Exploring Southern Ocean’s hidden drivers with direct numerical simulations

The Southern Ocean is critical in regulating the global climate by playing a key role in absorbing, transporting, and storing atmospheric carbon dioxide and heat. This is largely due to the region's unique geography, which connects multiple ocean basins and forms a complex network of global ocean circulation. This network spans a wide range of scales, from planetary motions to small-scale processes. Major large-scale features within its circulation network include the Antarctic Circumpolar Current, Slope Current, Subpolar Gyres, and Bottom Water formation, layered over finer processes like convection and turbulence.
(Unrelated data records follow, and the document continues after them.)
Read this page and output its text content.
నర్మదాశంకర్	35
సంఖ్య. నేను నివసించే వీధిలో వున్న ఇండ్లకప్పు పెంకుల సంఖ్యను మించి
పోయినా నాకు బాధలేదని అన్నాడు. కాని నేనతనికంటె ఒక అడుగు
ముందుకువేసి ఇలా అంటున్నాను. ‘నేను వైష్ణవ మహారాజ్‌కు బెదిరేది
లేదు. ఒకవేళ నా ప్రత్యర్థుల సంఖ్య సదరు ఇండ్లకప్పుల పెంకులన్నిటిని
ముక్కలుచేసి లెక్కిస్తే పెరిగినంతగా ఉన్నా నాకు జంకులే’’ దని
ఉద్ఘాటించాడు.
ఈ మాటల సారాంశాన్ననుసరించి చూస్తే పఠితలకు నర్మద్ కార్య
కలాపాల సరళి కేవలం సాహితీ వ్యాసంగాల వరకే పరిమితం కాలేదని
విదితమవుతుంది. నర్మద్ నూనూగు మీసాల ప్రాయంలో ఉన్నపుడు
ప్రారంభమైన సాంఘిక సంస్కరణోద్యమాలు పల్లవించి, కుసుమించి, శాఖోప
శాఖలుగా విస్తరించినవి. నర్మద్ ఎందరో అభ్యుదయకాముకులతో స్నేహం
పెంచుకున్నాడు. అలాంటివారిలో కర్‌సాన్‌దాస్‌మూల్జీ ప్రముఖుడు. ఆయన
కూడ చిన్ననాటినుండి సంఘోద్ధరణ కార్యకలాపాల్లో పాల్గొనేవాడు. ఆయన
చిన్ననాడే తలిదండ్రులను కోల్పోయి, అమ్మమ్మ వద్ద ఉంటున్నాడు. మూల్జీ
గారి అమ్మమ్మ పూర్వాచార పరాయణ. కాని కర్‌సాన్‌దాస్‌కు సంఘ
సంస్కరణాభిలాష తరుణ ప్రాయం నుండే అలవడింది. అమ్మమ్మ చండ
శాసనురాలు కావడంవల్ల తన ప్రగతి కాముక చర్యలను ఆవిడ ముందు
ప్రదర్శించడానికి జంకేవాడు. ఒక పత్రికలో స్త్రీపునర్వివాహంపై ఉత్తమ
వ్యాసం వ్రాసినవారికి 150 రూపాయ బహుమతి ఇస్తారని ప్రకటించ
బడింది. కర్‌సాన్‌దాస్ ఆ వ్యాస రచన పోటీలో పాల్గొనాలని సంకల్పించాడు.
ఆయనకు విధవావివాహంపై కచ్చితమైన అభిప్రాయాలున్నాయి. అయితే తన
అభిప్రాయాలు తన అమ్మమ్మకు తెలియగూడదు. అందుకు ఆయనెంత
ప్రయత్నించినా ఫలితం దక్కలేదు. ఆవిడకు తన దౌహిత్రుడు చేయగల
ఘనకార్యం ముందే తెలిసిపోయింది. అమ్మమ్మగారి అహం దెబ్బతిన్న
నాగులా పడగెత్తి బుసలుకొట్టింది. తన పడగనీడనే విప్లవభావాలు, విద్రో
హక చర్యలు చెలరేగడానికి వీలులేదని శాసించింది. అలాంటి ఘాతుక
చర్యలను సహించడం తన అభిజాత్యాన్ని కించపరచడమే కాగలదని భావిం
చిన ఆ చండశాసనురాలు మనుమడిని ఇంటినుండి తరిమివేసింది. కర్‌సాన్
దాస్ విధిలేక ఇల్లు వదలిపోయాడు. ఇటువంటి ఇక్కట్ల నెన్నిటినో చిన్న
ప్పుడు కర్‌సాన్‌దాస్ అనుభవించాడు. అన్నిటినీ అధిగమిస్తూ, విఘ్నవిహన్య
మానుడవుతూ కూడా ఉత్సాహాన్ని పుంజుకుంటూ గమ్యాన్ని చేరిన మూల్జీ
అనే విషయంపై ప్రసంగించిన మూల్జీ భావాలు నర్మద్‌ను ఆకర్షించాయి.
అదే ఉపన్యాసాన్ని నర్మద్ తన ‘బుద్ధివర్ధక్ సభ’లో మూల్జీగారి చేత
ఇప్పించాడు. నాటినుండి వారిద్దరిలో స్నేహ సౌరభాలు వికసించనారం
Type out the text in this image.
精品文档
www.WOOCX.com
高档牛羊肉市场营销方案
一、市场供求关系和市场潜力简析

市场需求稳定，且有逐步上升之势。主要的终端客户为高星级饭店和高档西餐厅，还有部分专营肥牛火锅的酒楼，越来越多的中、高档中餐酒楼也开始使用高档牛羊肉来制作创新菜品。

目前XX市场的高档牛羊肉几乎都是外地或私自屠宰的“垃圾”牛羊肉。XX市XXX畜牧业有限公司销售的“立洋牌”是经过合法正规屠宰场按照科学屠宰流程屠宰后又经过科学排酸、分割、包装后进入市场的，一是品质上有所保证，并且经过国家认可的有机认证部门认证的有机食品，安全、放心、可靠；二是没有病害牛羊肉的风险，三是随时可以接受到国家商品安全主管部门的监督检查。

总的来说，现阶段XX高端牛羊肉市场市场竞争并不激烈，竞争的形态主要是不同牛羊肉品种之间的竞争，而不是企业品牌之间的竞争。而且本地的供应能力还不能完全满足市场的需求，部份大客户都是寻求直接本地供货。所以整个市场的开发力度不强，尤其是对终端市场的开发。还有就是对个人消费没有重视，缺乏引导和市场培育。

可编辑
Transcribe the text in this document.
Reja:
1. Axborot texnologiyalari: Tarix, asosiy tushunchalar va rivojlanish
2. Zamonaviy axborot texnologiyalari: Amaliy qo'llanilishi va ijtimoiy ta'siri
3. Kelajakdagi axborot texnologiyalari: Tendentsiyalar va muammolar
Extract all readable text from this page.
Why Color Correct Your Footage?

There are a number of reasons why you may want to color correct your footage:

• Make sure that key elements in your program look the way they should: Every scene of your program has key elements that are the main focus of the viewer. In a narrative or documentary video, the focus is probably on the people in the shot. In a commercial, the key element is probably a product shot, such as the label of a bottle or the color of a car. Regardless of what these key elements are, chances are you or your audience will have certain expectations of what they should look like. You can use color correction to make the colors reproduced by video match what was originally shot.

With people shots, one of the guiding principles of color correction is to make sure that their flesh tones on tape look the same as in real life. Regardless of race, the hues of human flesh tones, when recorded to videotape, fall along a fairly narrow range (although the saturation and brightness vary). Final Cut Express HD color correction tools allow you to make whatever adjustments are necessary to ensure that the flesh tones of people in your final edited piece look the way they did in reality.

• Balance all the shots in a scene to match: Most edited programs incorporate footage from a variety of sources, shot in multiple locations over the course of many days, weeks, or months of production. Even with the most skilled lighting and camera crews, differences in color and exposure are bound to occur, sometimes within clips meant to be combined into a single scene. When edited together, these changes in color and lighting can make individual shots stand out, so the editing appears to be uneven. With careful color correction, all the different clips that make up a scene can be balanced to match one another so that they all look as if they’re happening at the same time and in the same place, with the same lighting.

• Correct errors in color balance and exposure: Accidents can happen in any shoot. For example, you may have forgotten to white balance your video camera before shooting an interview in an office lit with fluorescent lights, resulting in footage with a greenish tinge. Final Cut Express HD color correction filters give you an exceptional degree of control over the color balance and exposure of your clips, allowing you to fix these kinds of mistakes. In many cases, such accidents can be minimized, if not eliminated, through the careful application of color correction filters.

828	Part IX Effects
Conventional research into the Southern Ocean relies on Global and Regional Ocean and Climate Models which can incorporate realistic forcing like wind, topography and bathymetry. While these models are effective for large-scale motions, they struggle to resolve smaller-scale dynamics, leaving an incomplete picture of the region’s physical processes. To address this, Direct Numerical Simulations (DNS) are used to solve the fundamental equations of fluid dynamics within a small, idealized domain resembling the Antarctic region. This domain is driven solely by surface density variations and planetary rotation. By leveraging dynamic similarity, the small-scale results are scaled to represent the full ocean. This approach successfully captures all scales of motion and reveals the emergence of all major oceanographic features. Remarkably, the simulations show that convection alone can drive a cascade of interconnected physical processes, recreating the Southern Ocean's complex circulation without additional complexities like wind or bathymetry.